6 de outubro de 2025

Por Chantal Liégeois

Imagem: Reprodução Brasil 247

No dia 25 de setembro, o ex-presidente francês Nicolas Sarkozy foi considerado culpado de associação criminosa no caso do financiamento líbio e condenado a cinco anos de prisão, multa de 100 mil euros e cinco anos de inelegibilidade, com mandado de prisão, o que significa que ele não escapará da prisão mesmo recorrendo da decisão (o que ele anunciou que fará). Em 13 de outubro, uma audiência definirá quando terá início a sua prisão.

O processo judicial

A acusação central é a constituição de um pacto de corrupção selado com a ditadura da Líbia de Kadhafi para financiar a campanha de Sarkozy em 2007, uma corrupção de alta intensidade que se estendeu até as mais altas esferas do Estado.

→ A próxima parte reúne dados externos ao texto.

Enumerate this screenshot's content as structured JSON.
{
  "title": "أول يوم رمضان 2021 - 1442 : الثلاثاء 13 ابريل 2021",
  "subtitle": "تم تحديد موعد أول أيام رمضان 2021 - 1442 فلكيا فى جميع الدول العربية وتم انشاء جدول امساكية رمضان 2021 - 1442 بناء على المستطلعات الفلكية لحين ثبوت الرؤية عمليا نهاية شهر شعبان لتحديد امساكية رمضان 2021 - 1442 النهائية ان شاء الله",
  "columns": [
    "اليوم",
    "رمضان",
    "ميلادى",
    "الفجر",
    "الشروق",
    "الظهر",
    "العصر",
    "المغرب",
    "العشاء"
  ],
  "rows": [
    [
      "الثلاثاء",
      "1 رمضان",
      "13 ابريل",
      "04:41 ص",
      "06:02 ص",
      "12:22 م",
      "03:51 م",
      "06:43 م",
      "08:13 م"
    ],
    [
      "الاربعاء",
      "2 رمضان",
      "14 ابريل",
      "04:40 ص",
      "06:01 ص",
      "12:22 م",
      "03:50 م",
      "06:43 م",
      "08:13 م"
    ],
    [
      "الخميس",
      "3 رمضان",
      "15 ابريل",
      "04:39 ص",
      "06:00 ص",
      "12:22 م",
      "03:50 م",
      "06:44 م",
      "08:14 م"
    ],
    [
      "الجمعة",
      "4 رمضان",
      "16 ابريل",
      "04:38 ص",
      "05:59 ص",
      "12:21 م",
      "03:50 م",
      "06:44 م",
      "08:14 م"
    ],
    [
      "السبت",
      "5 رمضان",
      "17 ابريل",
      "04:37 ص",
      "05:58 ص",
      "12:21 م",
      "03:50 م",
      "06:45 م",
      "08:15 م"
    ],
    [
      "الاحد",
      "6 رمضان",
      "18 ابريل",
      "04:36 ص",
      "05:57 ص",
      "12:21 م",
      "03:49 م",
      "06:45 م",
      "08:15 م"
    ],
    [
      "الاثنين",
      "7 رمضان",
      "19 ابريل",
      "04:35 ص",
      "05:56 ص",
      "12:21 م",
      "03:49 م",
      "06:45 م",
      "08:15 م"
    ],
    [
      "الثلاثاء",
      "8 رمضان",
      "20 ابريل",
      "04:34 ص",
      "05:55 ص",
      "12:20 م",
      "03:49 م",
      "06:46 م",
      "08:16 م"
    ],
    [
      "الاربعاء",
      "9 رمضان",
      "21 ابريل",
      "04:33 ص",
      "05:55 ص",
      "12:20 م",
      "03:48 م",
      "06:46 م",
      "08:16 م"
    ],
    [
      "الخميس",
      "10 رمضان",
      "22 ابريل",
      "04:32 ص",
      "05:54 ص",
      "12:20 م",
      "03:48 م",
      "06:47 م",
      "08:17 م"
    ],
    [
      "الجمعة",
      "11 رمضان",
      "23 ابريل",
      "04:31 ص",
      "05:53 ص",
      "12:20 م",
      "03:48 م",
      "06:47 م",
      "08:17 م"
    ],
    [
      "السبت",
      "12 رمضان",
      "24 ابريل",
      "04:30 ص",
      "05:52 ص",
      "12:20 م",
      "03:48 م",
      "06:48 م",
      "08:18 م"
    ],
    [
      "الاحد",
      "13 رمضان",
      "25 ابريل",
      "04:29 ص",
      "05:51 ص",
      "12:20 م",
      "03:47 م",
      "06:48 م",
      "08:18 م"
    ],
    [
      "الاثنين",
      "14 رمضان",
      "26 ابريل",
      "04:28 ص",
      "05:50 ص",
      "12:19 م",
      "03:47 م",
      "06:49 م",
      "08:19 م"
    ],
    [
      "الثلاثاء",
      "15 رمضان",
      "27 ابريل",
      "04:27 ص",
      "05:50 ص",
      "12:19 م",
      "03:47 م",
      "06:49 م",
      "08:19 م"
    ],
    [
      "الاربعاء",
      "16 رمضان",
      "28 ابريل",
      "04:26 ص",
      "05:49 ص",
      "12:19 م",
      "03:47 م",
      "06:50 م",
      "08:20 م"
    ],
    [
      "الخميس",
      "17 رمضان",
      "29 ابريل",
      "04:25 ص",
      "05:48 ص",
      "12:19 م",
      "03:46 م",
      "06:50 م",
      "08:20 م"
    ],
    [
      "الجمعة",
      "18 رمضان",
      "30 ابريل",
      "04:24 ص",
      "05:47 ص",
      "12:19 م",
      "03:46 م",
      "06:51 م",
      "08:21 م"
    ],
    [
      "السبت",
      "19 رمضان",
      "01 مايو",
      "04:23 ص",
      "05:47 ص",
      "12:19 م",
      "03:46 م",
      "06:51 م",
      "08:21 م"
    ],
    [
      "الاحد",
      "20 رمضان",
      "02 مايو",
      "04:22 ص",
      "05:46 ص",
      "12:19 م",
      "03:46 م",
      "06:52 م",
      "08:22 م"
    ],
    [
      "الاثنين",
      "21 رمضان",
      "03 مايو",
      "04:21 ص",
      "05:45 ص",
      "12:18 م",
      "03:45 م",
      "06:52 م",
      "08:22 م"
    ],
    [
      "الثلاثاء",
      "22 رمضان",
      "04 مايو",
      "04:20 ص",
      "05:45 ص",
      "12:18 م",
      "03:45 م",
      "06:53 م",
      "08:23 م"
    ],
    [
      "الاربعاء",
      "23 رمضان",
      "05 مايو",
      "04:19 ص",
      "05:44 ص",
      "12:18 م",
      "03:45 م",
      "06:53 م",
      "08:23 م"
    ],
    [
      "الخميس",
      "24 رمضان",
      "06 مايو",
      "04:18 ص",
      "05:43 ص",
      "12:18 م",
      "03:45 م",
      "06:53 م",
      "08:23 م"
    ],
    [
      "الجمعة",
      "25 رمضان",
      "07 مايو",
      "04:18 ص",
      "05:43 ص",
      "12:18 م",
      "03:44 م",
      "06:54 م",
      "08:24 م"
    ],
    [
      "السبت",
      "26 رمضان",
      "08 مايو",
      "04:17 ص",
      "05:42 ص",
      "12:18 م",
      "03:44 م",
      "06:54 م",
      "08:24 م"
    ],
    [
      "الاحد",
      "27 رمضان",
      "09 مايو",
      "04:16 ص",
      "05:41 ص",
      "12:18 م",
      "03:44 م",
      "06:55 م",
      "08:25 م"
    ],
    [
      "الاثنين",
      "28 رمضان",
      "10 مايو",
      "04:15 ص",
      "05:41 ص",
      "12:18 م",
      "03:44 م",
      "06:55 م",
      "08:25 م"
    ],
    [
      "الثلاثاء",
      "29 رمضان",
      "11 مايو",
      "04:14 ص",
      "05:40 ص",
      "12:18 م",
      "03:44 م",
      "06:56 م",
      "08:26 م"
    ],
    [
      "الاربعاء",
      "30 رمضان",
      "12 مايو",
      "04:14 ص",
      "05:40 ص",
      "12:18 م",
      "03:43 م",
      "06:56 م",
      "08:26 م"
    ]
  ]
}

Após vários anos de investigação pelo Ministério Público Financeiro Nacional e três meses de audiências no início do ano (janeiro-abril de 2025), o veredicto foi proferido: Sarkozy, dois dos seus ex-ministros e vários intermediários foram considerados culpados. No total, dos 12 arguidos, 9 foram condenados a penas de 2 a 6 anos de prisão e multas pesadas.

O ex-presidente foi processado por quatro crimes: corrupção passiva, receptação de desvio de fundos públicos, financiamento ilegal de campanha e associação de malfeitores. Apenas este último foi considerado contra ele, pois a justiça não conseguiu uma prova material que o dinheiro líbio efetivamente entregue, foi reinvestido na campanha de Nicolas Sarkozy. Porem o crime foi qualificado de “extremadamente grave” pela juíza.

A presidente do tribunal, Nathalie Gavarino, explicou que ele era culpado de associação criminosa : «É um crime contra a nação, contra o Estado, contra a República. Na altura dos factos, ocupava funções ministeriais, era responsável por zelar pelo respeito da Constituição. [...] Na qualidade de Ministro e Presidente da UMP, deixou que os seus colaboradores próximos e apoiantes políticos — sobre os quais tinha autoridade e que agiam em seu nome» — solicitasse às autoridades líbias «a obtenção ou tentativa de obtenção de apoio financeiro da Líbia com vista a financiar a campanha de 2007.” Em outras palavras, ele é o principal organizador da associação criminosa.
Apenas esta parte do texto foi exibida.